Well, perhaps since you manage to ignore even the bit that you quoted where i acknowledge that it makes a game more difficult. That many games rely on their (lack of or broken) save systems for their difficulty is something i mentioned from the beginning of this thread.
These two statements contradict each other. Can you not see that?
The second clarifies and expands on the first statement - after the part you quoted i wrote "
even in the case of player skill based games, the game should introduce something different and more challenging for the player to overcome instead of using the repetition introduced by a limited (intentionally broken) save system".
I mean think about it logically, this was even in the context of using a platformer as an example, would it even make sense to imply that after you -e.g.- show to the game that you can jump there wont be any more jumping
on a platformer? Because your interpretation seems to be something like that, however that interpretation makes no sense at all, so why are you sticking to it instead of trying to understand what i meant (the full thing i wrote, not just the bit you quoted) especially when i write a clarification about it?

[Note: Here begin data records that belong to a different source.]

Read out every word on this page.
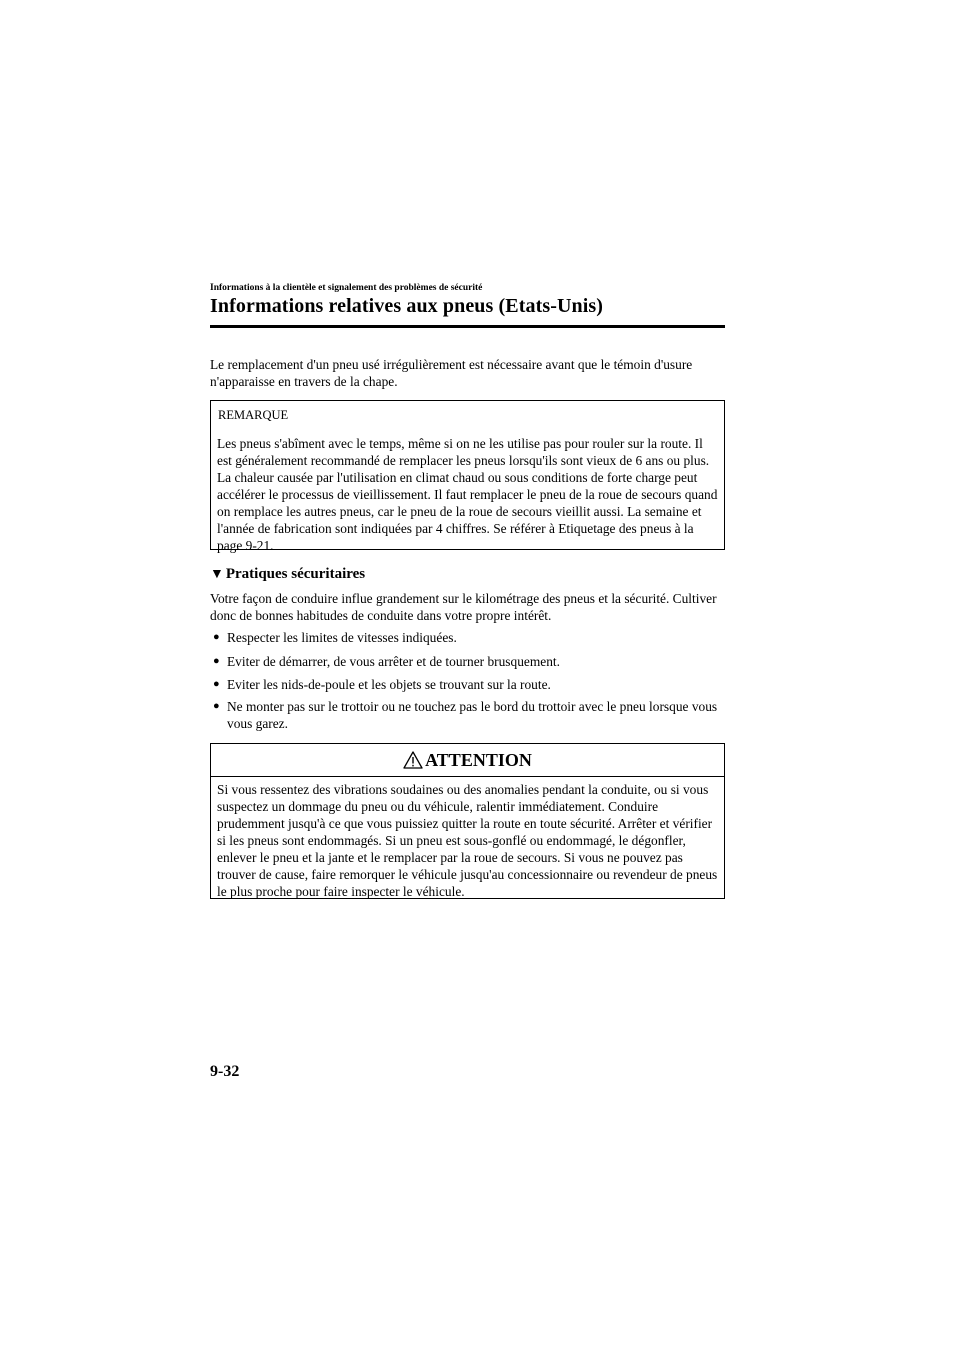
Informations à la clientèle et signalement des problèmes de sécurité
Informations relatives aux pneus (Etats-Unis)
Le remplacement d'un pneu usé irrégulièrement est nécessaire avant que le témoin d'usure n'apparaisse en travers de la chape.
REMARQUE
Les pneus s'abîment avec le temps, même si on ne les utilise pas pour rouler sur la route. Il est généralement recommandé de remplacer les pneus lorsqu'ils sont vieux de 6 ans ou plus. La chaleur causée par l'utilisation en climat chaud ou sous conditions de forte charge peut accélérer le processus de vieillissement. Il faut remplacer le pneu de la roue de secours quand on remplace les autres pneus, car le pneu de la roue de secours vieillit aussi. La semaine et l'année de fabrication sont indiquées par 4 chiffres. Se référer à Etiquetage des pneus à la page 9-21.
▼ Pratiques sécuritaires
Votre façon de conduire influe grandement sur le kilométrage des pneus et la sécurité. Cultiver donc de bonnes habitudes de conduite dans votre propre intérêt.
● Respecter les limites de vitesses indiquées.
● Eviter de démarrer, de vous arrêter et de tourner brusquement.
● Eviter les nids-de-poule et les objets se trouvant sur la route.
● Ne monter pas sur le trottoir ou ne touchez pas le bord du trottoir avec le pneu lorsque vous vous garez.
ATTENTION
Si vous ressentez des vibrations soudaines ou des anomalies pendant la conduite, ou si vous suspectez un dommage du pneu ou du véhicule, ralentir immédiatement. Conduire prudemment jusqu'à ce que vous puissiez quitter la route en toute sécurité. Arrêter et vérifier si les pneus sont endommagés. Si un pneu est sous-gonflé ou endommagé, le dégonfler, enlever le pneu et la jante et le remplacer par la roue de secours. Si vous ne pouvez pas trouver de cause, faire remorquer le véhicule jusqu'au concessionnaire ou revendeur de pneus le plus proche pour faire inspecter le véhicule.
9-32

In the case of the platformer i was referring to things like a gap in the level. After jumping that gap having the level ask you avoid the
same gap is pointless repetition - the player already demonstrated their ability to jump that specific gap. Instead it should use something different (in the confines of what the game is all about,
obviously - so a platformer will still use obstacles that you'd expect from a platformer to have), like a different gap, a trap, a combination of a gap and a trap, a jump that requires some initial running, a gap that relies on some lever and a mechanism to close or whatever. Many games, very often including platformers, have limited "vocabularies" in their design but that doesn't mean they have to repeat the same words or "phrases" over and over (a gap followed by a trap, followed by a gap, followed by a trap, followed by a gap, followed by a trap is still repetitive).
Whether it's content repeated due to checkpoints or content that simply recurs at multiple points in the game, it's still repetition.
Content that is repeated due to checkpoints is not the same as content that recurs at multiple points in the game which itself is not the same as content that is placed on a row multiple times one after another - note that i compared the first with the third, not the first with the second.
If nothing else (and not to be confused as my main point, just another thing that shows how these two are different) you can't criticize a game for being repetitive because you had to repeat a checkpoint 10 times, but you can criticize a game for being repetitive for placing the same encounter 10 times in a row.
You absolutely can and people often do.
And they are wrong because one (placing the same encounter 10 times) relies on the game's design itself and is an explicit choice some designer made whereas the other may vary between players (some might not even need to repeat a checkpoint or only do one or two repetitions, others may repeat it 20 times or abandon the game at that point). The first is something that pretty much every player will experience so it makes sense to criticize it as something you can point to and explain, the other will be a different experience for every player.
Wtf am I reading. Even normie RPGs usually don't allow saving in the middle of combat, let alone a boss fight. What is even the point of playing a game if you can use saves to immediately circumvent all of your failures?
Read all the previous posts i made in this thread, it should all be explained there. If you have questions and find something not clear, i can -try to- clarify.